Vor allem in beruflicher Hinsicht eröffnen sich die Vorzüge der aufgeschlossenen Mentalität der Amerikaner. „Networking“ ─ also das Kontakte knüpfen ─ ist ein wichtiger Bestandteil der dortigen Arbeitswelt und wird wesentlich intensiver betrieben als hierzulande. Bei unseren Unternehmensbesichtigungen galt es stets zum guten Ton, Kontaktmöglichkeiten preiszugeben und auszutauschen. Von „TangerOutlets“, dem größten Outlet-Shopping-Betreiber der USA, über „Krispy Kreme“ dem weltweiten Donut-Hersteller bis hin zu „Disney“ in Orlando, Florida: Jeder Manager, den wir Studenten kennengelernen durften, sicherte uns seine Unterstützung zu. Wer weiß, vielleicht werde ich irgendwann einmal darauf zurückkommen.

Burger, Bagels, Barbecue

Apropos Donuts: Dies ist eine der süßen Versuchungen, die ─ neben weiteren amerikanischen „Spezialitäten“ ─ wohl Grund für die besorgniserregende Ernährungssituation in den Vereinigten Staaten ist. Sicher war mir bekannt, dass die USA das Mutterland des Fast-Foods ist und dort viele Menschen mit Übergewicht zu kämpfen haben. Doch mit diesem Ausmaß hatte ich wirklich nicht gerechnet. Zu oft musste ich mich als „Touri“ auf der Suche nach einem gesunden Mittag- oder Abendessen der amerikanischen Fast-Food-Industrie geschlagen geben. Statt leckerem Gemüse landeten dann oftmals Pizza, Pommes und Co. auf meinem Teller. Selbst bei einem frischen Salat ließ das zugehörige fettige Dressing meine Hoffnung nach gesunder Ernährung schnell wieder schwinden. Auch die Universitäts-Mensa bot mittags ausschließlich ein „All-you-can-eat-Buffet“ an.

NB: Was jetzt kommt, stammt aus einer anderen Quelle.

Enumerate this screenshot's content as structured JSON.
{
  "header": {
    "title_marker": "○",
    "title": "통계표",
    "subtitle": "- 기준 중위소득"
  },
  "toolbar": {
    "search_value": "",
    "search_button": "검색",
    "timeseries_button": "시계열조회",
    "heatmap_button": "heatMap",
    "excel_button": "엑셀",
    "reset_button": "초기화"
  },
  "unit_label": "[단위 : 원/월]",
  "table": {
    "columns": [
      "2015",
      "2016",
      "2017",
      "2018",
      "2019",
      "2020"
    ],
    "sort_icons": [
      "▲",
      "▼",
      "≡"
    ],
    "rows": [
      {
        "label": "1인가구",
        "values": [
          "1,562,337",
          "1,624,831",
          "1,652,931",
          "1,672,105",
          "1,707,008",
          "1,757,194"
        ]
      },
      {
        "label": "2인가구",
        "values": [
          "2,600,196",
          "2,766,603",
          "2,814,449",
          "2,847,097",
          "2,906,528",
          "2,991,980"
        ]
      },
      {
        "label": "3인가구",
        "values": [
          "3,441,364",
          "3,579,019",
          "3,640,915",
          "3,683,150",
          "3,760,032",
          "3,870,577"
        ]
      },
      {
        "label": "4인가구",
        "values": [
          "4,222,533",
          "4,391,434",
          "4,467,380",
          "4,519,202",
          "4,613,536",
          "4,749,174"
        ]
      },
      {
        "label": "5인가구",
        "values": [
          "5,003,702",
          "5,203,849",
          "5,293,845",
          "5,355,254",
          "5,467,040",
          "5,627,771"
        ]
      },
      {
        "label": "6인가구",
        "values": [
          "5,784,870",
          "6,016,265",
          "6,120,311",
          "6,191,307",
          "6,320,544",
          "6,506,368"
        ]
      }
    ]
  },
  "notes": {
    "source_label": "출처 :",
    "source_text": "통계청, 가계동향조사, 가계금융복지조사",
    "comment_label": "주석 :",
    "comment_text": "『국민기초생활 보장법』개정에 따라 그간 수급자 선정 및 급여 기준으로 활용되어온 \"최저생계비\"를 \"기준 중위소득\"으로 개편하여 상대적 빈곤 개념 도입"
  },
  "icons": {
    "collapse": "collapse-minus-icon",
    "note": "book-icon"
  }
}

Ein Grund für die dauerhaft ungesunde Ernährung scheint mir die ungewöhnlich hohen Preise für Obst und Gemüse zu sein: Denn wohingegen amerikanische Austauschstudenten vom preiswerten, gesunden Essen in Deutschland schwärmen, sind gesunde Lebensmittel in den USA verhältnismäßig teuer. Wen wundert es also, dass Amerikaner einer Packung Walnüsse für unglaubliche acht Dollar lieber einen „Hotdog“ für 1,50 Dollar vorziehen.

„I am a Spartan“

Das Prinzip „XXL“ gilt nicht nur bei der Nahrungsportion. Egal ob Straßen, Autos oder Supermärkte: In den USA ist eben alles ein bisschen üppiger. Entsprechend war für mich auch die Dimension des Campus mit knapp 100 Hektar ─  ca. 140 Fussballfeldern ─ ziemlich eindrucksvoll. Beneidenswert ist dort vor allem der Spirit, der am Campus herrscht. Amerikanische Studierende identifizieren sich mit ihrer Universität wie einem zweiten zu Hause. Ihre Zugehörigkeit tragen sie dabei nicht nur im Herzen, sondern auch sichtbar nach außen: Viele der Studenten besitzen Artikel aus dem universitätseigenen „Merchandising-Store“, sei es ein T-Shirt, ein Pulli oder ein Schlüsselanhänger, auf dem „UNCG“ oder „Spartans“ ─ so nennen sich die Athleten ─ prangt. Gerade bei Sportevents steht die Universität fest hinter ihren Sportlern.

Mehr Show – weniger Sport

Weitaus gemächlicher als erwartet geht es dagegen bei typisch amerikanischen Sportevents, wie Baseball oder Football zu. Die vielen Unterbrechungen hindern den Spielfluss und strecken die Spielzeit auch gut und gerne auf drei bis vier Stunden. Damit bei den Zuschauern dennoch keine Langeweile aufkommt, sorgen verschiedenste Showeinlagen für die entsprechende Unterhaltung: Cheerleading, Kapellenmusik mit aktuellen Charthits, Audio- und Video-Einspieler auf LED-Leinwänden, Verlosungen oder Mini-Wettkämpfe. Dazu serviert gibt es ─ wer hätte es anders gedacht ─ kalorienreiches Essen und Bier. Bei diesen Großveranstaltungen handelt es sich also mehr um eine Art „get-together“, bei denen sich Freunde und Familie zu einem geselligen Abend treffen.

„Just do it!“

Worum ich Amerikaner neben ihrer Aufgeschlossenheit zu schätzen gelernt habe, ist ihre „Macher-Mentalität“. Während wir Deutsche bei einer Entscheidung oder Herausforderung häufig erst einmal sämtliche Konsequenzen überdenken, sowie deren Vor- und Nachteile abwägen, setzen Amerikaner ihr Vorhaben einfach in die Tat um. Und wenn es daneben geht? Sei’s drum. Immerhin wurde versucht, etwas zu bewegen. Begünstigt wird diese Verhaltensweise wohl auch durch die weitaus höhere Fehler-Toleranz. In Deutschland wird Scheitern dagegen leider oftmals als Schwäche oder Inkompetenz gewertet.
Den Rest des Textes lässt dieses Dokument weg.